Draft law on supporting veterans expected to be submitted to national legislature: Sun Shaocheng
Sun Shaocheng, China's minister of veterans affairs. [Photo/Xinhua]
A draft law on supporting veterans is expected to be submitted to the top legislature for reading in the second half of this year, Sun Shaocheng, China's minister of veterans affairs, said.
The making of the draft law began in April 2018 and opinions and suggestions from various government departments and military units have been solicited. If everything goes well, it will be delivered to the National People's Congress Standing Committee for review in the latter half of the year, he said.
Sun said the legislation for a total of 11 laws and regulations, as well as 17 policies that concern veteran affairs, has started or will soon start.
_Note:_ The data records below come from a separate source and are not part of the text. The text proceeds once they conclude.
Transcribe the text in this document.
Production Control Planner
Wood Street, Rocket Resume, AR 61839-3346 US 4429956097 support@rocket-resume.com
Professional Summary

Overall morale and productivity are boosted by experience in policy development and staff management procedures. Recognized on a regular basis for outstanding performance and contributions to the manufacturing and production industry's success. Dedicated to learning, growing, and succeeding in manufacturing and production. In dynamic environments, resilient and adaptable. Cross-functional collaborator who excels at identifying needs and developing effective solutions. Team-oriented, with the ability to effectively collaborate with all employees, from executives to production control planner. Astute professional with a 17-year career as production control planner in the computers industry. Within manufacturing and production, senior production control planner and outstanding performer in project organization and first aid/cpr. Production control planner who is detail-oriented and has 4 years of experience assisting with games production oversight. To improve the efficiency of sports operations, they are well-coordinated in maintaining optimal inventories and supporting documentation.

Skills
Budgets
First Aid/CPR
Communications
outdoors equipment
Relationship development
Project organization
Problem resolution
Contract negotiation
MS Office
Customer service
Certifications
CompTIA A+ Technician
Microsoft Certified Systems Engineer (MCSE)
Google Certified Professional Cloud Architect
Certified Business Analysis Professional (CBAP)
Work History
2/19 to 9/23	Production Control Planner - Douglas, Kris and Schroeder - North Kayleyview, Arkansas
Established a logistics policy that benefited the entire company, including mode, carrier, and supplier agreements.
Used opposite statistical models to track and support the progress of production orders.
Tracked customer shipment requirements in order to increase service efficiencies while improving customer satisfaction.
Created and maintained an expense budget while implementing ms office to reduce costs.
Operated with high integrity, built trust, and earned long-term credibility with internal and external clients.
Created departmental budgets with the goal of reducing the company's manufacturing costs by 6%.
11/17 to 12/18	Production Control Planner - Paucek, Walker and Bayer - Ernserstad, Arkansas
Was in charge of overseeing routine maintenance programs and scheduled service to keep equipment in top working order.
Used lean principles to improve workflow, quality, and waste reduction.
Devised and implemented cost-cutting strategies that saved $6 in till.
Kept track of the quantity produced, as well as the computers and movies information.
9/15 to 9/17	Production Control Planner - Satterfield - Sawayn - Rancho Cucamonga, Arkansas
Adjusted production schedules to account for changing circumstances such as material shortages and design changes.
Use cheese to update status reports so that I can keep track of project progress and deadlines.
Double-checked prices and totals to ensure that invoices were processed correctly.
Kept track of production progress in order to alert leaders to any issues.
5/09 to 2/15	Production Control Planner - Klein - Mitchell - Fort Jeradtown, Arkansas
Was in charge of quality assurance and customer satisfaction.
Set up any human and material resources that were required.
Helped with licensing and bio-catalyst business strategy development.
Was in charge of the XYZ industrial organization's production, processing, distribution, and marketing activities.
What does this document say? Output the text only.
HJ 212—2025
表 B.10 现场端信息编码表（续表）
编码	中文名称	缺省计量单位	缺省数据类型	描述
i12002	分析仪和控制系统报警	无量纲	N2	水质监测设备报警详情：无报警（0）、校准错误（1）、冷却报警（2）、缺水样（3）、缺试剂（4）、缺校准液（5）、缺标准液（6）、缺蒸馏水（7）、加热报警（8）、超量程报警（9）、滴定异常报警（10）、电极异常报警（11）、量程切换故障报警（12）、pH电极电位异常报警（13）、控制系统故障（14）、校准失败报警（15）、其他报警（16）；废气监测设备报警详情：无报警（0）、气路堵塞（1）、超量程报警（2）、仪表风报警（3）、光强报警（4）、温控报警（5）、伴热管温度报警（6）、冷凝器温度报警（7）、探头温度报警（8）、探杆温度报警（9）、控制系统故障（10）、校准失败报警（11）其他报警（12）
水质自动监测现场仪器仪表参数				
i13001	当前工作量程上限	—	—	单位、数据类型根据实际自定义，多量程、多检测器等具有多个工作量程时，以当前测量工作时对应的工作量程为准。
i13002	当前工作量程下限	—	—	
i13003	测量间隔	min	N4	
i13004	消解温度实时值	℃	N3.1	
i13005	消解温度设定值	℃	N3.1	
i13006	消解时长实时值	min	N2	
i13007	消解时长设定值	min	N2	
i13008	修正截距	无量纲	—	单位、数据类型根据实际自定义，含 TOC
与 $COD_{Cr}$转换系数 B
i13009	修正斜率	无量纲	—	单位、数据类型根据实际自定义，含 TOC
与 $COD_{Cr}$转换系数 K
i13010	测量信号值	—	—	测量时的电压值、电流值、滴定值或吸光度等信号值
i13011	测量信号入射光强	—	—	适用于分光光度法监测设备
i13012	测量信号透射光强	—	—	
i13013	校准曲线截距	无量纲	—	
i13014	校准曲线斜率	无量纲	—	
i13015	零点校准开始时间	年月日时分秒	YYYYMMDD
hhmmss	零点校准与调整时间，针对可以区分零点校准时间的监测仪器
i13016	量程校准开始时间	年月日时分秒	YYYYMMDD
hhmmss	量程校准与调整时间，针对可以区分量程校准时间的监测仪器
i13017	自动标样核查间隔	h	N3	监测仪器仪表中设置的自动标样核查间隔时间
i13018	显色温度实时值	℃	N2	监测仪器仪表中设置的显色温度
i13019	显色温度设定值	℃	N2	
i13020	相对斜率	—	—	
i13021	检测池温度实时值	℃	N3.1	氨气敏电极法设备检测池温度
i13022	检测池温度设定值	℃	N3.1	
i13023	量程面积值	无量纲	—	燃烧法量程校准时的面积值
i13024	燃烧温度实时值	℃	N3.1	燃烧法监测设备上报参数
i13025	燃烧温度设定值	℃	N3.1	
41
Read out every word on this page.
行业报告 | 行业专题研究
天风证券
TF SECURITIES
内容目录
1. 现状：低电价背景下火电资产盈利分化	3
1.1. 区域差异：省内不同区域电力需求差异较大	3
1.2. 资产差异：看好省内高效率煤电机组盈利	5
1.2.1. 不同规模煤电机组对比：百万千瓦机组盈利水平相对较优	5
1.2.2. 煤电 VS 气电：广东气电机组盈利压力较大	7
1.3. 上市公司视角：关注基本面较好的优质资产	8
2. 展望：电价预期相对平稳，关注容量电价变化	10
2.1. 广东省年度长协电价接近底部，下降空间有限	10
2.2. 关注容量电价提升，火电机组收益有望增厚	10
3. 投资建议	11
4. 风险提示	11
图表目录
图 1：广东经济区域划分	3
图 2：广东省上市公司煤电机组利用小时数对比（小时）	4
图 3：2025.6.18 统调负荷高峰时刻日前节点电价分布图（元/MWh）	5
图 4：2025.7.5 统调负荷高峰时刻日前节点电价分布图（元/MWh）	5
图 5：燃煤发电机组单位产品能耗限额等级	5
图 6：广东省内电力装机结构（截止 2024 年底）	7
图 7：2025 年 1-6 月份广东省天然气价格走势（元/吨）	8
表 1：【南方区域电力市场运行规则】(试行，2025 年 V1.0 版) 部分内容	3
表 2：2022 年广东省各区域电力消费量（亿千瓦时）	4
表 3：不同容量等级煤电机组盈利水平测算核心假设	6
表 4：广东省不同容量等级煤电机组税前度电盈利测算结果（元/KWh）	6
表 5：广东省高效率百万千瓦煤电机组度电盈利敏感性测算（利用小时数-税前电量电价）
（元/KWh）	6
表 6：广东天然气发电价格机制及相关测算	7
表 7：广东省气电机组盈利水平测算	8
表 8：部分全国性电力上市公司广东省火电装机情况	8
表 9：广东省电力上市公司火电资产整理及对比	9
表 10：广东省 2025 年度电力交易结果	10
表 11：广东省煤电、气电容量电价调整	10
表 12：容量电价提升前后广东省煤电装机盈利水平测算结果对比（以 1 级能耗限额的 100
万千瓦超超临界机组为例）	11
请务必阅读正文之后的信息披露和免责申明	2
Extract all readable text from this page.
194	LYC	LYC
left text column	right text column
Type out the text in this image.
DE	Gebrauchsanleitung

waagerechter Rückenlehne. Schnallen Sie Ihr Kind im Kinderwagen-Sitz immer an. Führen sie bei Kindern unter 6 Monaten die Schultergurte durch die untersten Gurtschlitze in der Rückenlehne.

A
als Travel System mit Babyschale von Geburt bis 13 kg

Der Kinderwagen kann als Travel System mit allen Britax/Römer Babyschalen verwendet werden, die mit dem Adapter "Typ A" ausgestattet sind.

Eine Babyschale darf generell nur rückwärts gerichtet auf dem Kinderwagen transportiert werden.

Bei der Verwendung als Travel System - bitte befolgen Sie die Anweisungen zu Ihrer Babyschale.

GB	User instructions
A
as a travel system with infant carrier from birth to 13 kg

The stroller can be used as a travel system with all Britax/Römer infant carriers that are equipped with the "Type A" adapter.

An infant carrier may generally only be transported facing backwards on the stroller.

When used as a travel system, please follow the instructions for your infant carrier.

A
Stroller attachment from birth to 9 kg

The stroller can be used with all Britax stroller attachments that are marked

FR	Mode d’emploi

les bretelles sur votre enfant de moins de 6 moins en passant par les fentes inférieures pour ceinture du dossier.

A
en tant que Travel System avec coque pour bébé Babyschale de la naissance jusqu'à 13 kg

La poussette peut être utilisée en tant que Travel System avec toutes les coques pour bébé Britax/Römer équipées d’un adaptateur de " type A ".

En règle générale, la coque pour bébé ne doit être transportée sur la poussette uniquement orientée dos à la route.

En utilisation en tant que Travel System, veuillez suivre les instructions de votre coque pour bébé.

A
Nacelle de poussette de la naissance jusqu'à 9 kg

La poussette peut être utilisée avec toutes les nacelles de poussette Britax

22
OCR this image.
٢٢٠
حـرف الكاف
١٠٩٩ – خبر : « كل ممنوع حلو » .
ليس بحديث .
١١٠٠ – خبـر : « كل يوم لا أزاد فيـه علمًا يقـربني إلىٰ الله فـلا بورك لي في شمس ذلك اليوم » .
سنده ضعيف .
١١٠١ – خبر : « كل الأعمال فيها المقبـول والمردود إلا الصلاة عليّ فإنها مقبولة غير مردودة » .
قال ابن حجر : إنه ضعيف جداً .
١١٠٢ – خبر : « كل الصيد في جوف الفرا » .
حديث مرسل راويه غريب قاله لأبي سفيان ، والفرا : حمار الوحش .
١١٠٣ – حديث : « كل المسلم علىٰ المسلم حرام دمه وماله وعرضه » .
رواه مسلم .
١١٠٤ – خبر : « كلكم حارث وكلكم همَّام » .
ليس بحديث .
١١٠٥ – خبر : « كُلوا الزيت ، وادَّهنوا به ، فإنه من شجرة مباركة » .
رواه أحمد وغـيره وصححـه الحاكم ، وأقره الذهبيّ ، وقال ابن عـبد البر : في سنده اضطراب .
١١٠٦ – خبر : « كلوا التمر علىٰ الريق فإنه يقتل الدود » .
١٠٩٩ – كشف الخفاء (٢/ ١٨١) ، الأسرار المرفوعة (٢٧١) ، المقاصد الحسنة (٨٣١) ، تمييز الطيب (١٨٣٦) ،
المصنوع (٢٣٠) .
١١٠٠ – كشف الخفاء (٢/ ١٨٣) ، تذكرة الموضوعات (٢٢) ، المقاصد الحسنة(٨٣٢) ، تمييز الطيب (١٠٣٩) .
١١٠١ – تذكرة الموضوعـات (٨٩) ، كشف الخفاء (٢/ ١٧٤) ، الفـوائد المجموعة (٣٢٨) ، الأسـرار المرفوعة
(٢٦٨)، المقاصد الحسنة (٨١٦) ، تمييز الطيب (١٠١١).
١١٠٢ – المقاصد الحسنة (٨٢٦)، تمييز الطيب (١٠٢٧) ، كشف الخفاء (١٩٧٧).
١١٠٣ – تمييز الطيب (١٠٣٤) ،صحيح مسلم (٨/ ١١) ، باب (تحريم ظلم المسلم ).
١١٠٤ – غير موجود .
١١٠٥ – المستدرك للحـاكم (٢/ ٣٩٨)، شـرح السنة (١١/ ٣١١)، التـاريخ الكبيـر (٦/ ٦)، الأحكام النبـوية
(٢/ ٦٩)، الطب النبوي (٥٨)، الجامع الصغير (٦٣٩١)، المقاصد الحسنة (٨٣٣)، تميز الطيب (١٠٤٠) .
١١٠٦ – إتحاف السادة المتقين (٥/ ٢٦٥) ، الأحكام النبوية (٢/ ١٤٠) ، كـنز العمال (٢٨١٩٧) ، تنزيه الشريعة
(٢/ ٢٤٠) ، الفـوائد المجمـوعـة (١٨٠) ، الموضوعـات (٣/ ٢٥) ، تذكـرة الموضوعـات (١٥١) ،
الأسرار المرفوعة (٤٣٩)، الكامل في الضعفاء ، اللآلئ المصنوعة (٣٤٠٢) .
The role of museums as cultural heritage institutions tasked with securing and preserving cultural relics cannot be weakened: Liu Yuzhu
Liu Yuzhu, director of the National Cultural Heritage Administration and a national political adviser. [Photo/Xinhua]
The role of museums as cultural heritage institutions tasked with securing and preserving cultural relics cannot be weakened, said Liu Yuzhu, director of the National Cultural Heritage Administration and a national political adviser on Sunday.
He stressed that Chinese museums, especially those built on ruins or around ancient architecture, should stay the course.
Liu described Chinese museums as currently enduring "growing pains", adding that the country's museums are tackling capacity limitations amid booming demand.
He pointed out that museums should maintain a level of elegance and not devolve into vulgar market fairs and commonplace entertainment venues so as to elevate the cultural IQ of the general public.